環境面から見て望ましい国土づくりの基本的な方向
 国土は、人間活動の基礎であるとともに、自然環境や生活環境を形成していることから、国土のあり方は、人間活動を規定するのみならず、自然環境、生活環境を通じて、地球環境に大きな影響を及ぼすものである。
 これまでの国土づくりは、物質的豊かさ、便利さを追求する理念の下に行われてきたが、21世紀においては次世代により良い環境を引き継ぐため、持続可能性、自然との共存、ゆとり、個性や安心といった理念を主軸とすることが重要である。このためには、現状における問題点や教訓を踏まえ、長期的、広域的な視点にもとづく取組みを行うことが不可欠であり、できる限り地球環境への負荷が小さいような持続可能な社会の基盤となる国土を形成するとともに、地域・国土づくりを通じて、国民の環境意識を高め行動を促し、持続可能な社会の実現に貢献することが重要である。

1.環境面から望ましい国土の姿とは
  〜自然と共存しうる循環型国土の形成
 人類の生存基盤である豊かな自然環境を享受しつつ、将来に継承するとともに、地球環境問題の解決に寄与するために、資源・エネルギーの循環的、効率的利用を進め、自然界の物質循環や生態系への負荷の小さい諸活動の営みを可能とし、持続可能な社会の基盤となる国土(循環型国土)を形成していく必要がある。
 このためには、国土利用を効率的で環境負荷の小さいものとする必要があり、
(1) 各地域においては、次のような点に留意しながら、循環型で自然豊かな個性ある地域づくりを進めることが重要である。

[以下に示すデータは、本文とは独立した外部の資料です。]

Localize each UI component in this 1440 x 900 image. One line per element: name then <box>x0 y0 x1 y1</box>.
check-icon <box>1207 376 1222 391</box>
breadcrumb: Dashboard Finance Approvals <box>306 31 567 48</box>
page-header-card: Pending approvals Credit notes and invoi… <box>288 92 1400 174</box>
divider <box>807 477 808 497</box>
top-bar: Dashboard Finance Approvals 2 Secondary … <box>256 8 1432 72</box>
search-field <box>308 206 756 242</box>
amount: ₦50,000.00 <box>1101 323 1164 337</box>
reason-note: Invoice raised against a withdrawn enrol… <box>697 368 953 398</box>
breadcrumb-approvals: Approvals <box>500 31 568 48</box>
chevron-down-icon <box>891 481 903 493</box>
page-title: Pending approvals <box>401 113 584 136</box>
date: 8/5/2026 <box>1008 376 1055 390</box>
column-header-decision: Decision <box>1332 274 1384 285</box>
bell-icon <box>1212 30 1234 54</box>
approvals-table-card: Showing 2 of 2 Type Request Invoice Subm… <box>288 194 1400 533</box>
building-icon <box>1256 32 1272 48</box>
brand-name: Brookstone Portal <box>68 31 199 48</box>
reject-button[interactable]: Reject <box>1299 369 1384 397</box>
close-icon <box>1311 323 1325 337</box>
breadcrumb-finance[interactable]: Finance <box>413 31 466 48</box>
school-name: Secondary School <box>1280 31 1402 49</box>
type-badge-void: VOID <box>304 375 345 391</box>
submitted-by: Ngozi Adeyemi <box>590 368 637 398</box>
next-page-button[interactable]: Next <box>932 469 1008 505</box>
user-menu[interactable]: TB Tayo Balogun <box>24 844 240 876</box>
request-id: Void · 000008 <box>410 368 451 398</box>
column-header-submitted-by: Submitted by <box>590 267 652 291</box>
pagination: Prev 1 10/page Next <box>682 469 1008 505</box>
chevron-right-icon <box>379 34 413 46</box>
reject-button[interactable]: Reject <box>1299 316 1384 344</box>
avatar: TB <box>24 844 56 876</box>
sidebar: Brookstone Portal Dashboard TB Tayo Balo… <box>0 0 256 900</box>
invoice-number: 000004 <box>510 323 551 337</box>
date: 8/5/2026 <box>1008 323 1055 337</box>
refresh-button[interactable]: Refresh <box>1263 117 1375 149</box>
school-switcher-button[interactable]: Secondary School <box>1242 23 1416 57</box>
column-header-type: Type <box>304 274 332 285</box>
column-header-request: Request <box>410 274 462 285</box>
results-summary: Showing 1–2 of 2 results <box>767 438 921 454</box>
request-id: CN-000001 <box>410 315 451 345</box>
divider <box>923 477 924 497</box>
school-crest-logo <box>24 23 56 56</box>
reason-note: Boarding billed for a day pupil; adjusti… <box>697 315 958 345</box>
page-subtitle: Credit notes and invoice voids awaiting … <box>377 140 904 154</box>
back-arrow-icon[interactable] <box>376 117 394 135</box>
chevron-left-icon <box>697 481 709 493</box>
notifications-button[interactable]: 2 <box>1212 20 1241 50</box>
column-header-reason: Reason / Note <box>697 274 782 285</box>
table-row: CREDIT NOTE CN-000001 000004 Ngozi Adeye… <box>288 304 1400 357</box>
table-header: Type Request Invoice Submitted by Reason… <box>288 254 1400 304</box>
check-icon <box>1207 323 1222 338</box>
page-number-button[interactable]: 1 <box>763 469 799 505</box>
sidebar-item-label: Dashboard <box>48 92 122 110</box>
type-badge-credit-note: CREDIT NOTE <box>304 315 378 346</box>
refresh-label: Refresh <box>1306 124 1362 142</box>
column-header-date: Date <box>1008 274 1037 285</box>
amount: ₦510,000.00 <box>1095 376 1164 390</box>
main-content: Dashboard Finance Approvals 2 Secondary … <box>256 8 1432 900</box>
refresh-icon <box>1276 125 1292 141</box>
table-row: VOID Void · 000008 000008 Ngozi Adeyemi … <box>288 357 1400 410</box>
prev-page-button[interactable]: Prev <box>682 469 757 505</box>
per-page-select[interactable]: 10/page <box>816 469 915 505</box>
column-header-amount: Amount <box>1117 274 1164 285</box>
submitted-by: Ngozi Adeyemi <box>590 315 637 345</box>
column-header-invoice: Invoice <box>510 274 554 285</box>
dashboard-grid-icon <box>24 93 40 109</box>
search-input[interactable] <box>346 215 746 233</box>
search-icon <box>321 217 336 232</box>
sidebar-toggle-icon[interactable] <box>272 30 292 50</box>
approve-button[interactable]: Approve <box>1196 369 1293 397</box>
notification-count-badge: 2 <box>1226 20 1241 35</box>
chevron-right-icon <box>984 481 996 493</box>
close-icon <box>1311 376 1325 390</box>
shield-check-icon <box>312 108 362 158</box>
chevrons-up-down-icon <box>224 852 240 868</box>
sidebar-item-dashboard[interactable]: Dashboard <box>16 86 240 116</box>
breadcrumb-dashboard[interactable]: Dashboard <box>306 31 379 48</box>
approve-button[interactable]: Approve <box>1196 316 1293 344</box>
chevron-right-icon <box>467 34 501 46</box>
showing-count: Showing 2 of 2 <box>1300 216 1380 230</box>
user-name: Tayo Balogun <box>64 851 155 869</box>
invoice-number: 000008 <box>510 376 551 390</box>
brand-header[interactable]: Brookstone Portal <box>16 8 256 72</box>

1 行政区画にとらわれない地理的・自然的条件によるまとまりを意識した地域づくり
 各地域で良好な自然環境や生活環境を整え、地球環境への負荷の小さい地域づくりを行っていくため、行政区画にとらわれない自然のランドスケープ(自然の地形又は地形に基づく一定の区域)や自然の物質循環、生態系のまとまりを重視した地域づくりを行っていく。

2 自然と共存しうるコンパクトで美しい都市づくり
人口減少も見据え、都市的土地利用の高度化を図り、省資源、省エネ型のコンパクトで美しい都市づくりを進める。その際、都市的土地利用などの需要が小さくなった土地の活用や都市施設の多機能的な利用等により自然環境の回復を図る。(「コンパクトな都市」とは、適正規模論の視点等により、都市周辺の自然を保全するとともに、環境負荷軽減に配慮しつつ中心市街地への機能集積を進めた、集約型の都市をいう。)

3 中山間地域等における豊かな自然の保全とそれを支える地域づくり
持続可能な社会の基盤となる循環型国土を実現するためには、都市の環境負荷を小さくするだけでは不十分であり、中山間地域等を、自然と共存しうる循環型国土の先進空間で、かつ、国土保全上も重要な地域であると位置付け、その豊かな自然の保全に努めるとともに、それを支えるコミュニティの形成につながる地域づくりを進める。

4 自然環境の保全・回復
 健全な生態系は、人類にとっても生存基盤であるという認識に立って、積極的に自然環境の保全・回復に取り組む。国土の中の様々なレベルのエコロジカルネットワークの回復を図ることも重要な施策となる。このための取組みは柔軟で順応的なものであることが望ましい。
(2) また、全国的には、各々の循環型の地域が様々なネットワークで結ばれ、互いに連携・交流しながらより大きな規模の循環を形成することにより、都市と中山間地域等が共存した循環型の国土を形成していくことが必要である。このため、地域間の有機的な連携をより小さい環境負荷で可能にする交通基盤や情報通信基盤といった交流ネットワークや全国的な自然のネットワークを備えた国土構造の形成を進めることが重要である。